The ability to reduce and maintain heart rate by electrical stimulation (underdrive) was tested in three groups of chronically instrumented dogs: sinoatrial node intact, ectopic atrial pacemaker produced by injection of rapidly hardening latex into the sinoatrial nodal artery, and idioventricular pacemaker produced by injection of formalin into the atrioventricular node. In the conscious unsedated state, underdrive of sinoatrial or idioventricular pacemakers resulted in competition between driven and intrinsic foci. However, the cycle length of ectopic atrial pacemakers could be increased by 148.4 +/- 30.7 msec (P less than 0.001) and maintained at that value. Cessation of underdrive resulted in a period of pacemaker suppression similar to that produced following overdrive. Single premature stimuli produced marked cycle length prolongations in dogs with ectopic atrial foci. Total autonomic blockade had no significant effect on the production of underdrive. Thus, the results of the present experiments provide evidence for maintained capture of cardiac pacemakers at rates significantly below intrinsic control and indicate that underdrive varies as a function of pacemaker site. Underdrive may explain the failure of junctional escape in the presence of slower atrial rhythms.

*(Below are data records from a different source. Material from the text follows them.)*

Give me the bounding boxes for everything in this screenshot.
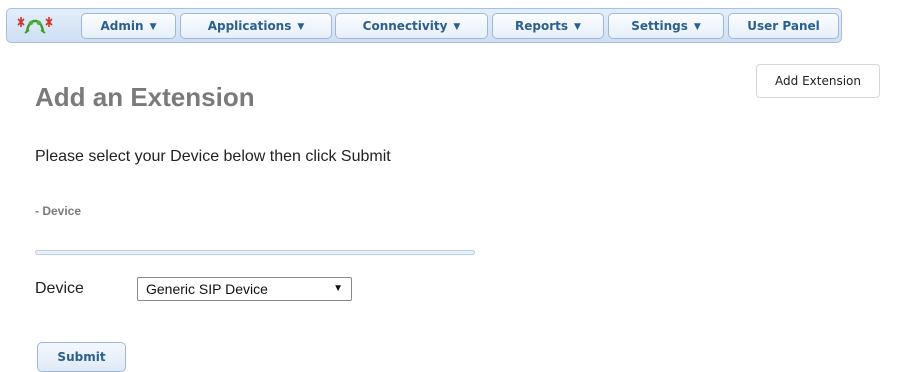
section-divider-bar [35, 250, 475, 255]
nav-reports-button[interactable]: Reports ▼ [492, 13, 604, 39]
nav-settings-label: Settings [631, 19, 688, 33]
top-navbar: Admin ▼ Applications ▼ Connectivity ▼ Repor… [6, 8, 842, 43]
frog-logo-icon[interactable] [15, 13, 55, 39]
chevron-down-icon: ▼ [693, 22, 701, 32]
nav-settings-button[interactable]: Settings ▼ [608, 13, 724, 39]
nav-reports-label: Reports [515, 19, 569, 33]
add-extension-button[interactable]: Add Extension [756, 64, 880, 98]
device-field-label: Device [35, 280, 84, 297]
chevron-down-icon: ▼ [453, 22, 461, 32]
nav-admin-button[interactable]: Admin ▼ [81, 13, 176, 39]
nav-user-panel-label: User Panel [747, 19, 820, 33]
dropdown-arrow-icon: ▼ [333, 283, 343, 294]
nav-connectivity-label: Connectivity [362, 19, 448, 33]
chevron-down-icon: ▼ [149, 22, 157, 32]
device-select[interactable]: Generic SIP Device ▼ [137, 277, 352, 301]
chevron-down-icon: ▼ [297, 22, 305, 32]
nav-applications-button[interactable]: Applications ▼ [180, 13, 332, 39]
instructions-text: Please select your Device below then cli… [35, 148, 391, 165]
chevron-down-icon: ▼ [574, 22, 581, 32]
nav-connectivity-button[interactable]: Connectivity ▼ [335, 13, 488, 39]
page-title: Add an Extension [35, 82, 255, 112]
nav-user-panel-button[interactable]: User Panel [728, 13, 839, 39]
nav-admin-label: Admin [100, 19, 144, 33]
device-select-value: Generic SIP Device [146, 281, 268, 297]
device-section-label: - Device [35, 204, 82, 218]
nav-applications-label: Applications [207, 19, 292, 33]
submit-button[interactable]: Submit [37, 342, 126, 372]
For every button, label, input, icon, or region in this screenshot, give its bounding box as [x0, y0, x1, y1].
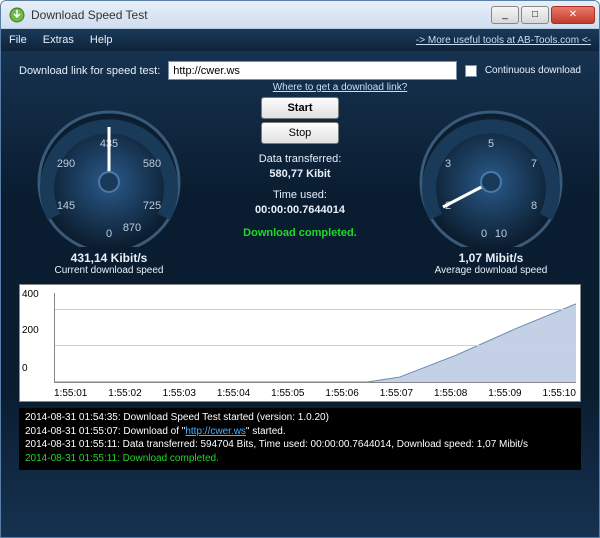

在三组长期植入仪器的犬中测试了通过电刺激(超速抑制)降低并维持心率的能力:窦房结完整组、通过向窦房结动脉注射快速硬化乳胶产生异位心房起搏器组以及通过向房室结注射福尔马林产生心室自主节律起搏器组。在清醒未镇静状态下,对窦房结或心室自主节律起搏器进行超速抑制会导致驱动灶与固有起搏点之间的竞争。然而,异位心房起搏器的周期长度可增加148.4±30.7毫秒(P<0.001)并维持在该值。超速抑制停止会导致一段类似于超速驱动后产生的起搏器抑制期。单个过早刺激在有异位心房起搏点的犬中产生明显的周期长度延长。完全自主神经阻滞对超速抑制的产生无显著影响。因此,本实验结果为以显著低于固有控制的速率维持心脏起搏器的夺获提供了证据,并表明超速抑制随起搏点部位而变化。超速抑制可能解释了在心房节律较慢时交界性逸搏失败的原因。